A World Devoid

By Brian Paris

On a past survey I was on, the survey team quickly completed all our work after we arrived in the village of Uruf. That night we slept in a room in someone’s bush house and since we had minimal travel to the next village, we woke up slowly. While we were in the room packing up all our stuff, an old man came to the window. I leaned my head out to see what he wanted and he whispered to me, “I have a coconut for the lady if she wants to come with me to get it.” Essentially this man was asking me to get the single female member of our team and let her go alone with him into the jungle.

Immediately the sirens went off in my head. This would feel wrong at home, but here it is much worse. Men and women do not make these sorts of ventures alone unless they are married. It’s highly unusual for someone to be so forward about something like this. I tried to deflect it by saying he should just bring the coconut to us and give it to her with all three guys on the team present. He was insistent on going with her, so I told him she was too busy and offered to go with him to get the coconut for her.

He was obviously disappointed at having me instead of her as we walked together to the other end of the village, but there was no other acceptable solution. When we got to his house and sat on his porch, our legs swinging in the breeze, I tried to make some small talk. Mid-sentence he interrupts me by placing his hand on my thigh (a sign of friendship), leans in close and asks me very quietly, “Are you Simon?”

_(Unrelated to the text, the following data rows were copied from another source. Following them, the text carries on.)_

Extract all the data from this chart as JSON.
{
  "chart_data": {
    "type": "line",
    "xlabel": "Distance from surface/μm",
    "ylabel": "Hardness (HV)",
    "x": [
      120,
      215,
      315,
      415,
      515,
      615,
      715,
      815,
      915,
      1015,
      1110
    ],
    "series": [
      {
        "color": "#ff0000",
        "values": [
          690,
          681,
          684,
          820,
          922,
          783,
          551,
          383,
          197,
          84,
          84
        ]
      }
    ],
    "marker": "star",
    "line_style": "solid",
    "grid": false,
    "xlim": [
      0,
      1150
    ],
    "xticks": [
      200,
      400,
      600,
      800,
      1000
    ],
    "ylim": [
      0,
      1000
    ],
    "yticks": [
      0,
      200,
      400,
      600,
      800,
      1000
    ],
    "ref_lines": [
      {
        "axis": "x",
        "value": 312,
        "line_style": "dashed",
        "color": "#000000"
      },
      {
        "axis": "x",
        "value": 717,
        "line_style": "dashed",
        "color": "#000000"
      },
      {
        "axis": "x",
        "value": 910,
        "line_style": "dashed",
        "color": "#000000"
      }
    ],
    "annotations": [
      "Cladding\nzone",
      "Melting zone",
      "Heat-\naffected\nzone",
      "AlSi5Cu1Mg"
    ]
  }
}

Now the warning bells are really going off in my head. I say, “No, my name is Brian.” He leans back and we sit in silence for a second. I have two options: forget about it because we’ll be leaving shortly and I’ll never see him again, thereby avoiding a conversation that could take me to some very weird places that may leave this man even more confused than he already is; or, pray hard and push the subject. So I prayed in that moment, not sure what to even ask for other than direction.

As the silence deepened and the sun rose higher, bringing the first of many beads of sweat to my forehead, I asked, “Who’s Simon?”
“He is the son of the man whose house you are sleeping in.”
“Did he die?”
He whispers, “Yes.”

This is a common lie that swept PNG when the first whiteskins came over 100 years ago; that white people are the ghosts of deceased Papua New Guineans come back to bring with them a better life. I tried to explain that I am just a man and that all white people are humans like him.

His quiet and saddened response was, “So, the lady is not my Tia?” Now it all makes sense. He wanted my teammate to come because he thought she was his daughter, not because he wanted to make inappropriate advances. What followed showed me that this man, a church leader, loved his daughter (who had died in childbirth three years prior) very much and that he was desperately grasping at any hope to see her again. He told me that she was a Christian and that he too is a Christian. So I talked to him about the hope of heaven and the joy that Tia is currently experiencing in a place so much better than this life. I encouraged him to put his faith in Christ and not the false hopes offered by a world devoid of trust in Christ.

I finished by praying aloud for him asking God to give him strength to deal with his grief and faith to believe that God is looking after Tia and will soon reunite them. When I finished he prayed for me, thanking God for the team coming and the truth God brought to him. He closed by asking God to look out for his daughter and to help him let her go.

Please join me in praying for Simon (his name is also Simon), who is a deeply grieving father. He is struggling with reconciling the reality of pain in this world with the reality of an all-powerful, loving God looking after us. Something I have yet to understand myself. Pray that soon he will be able to read the Bible in his own language to be better equipped to fight the father of lies and come to a better understanding of who God is.

Brian and Hannah Paris are serving as co-linguistic language surveyors.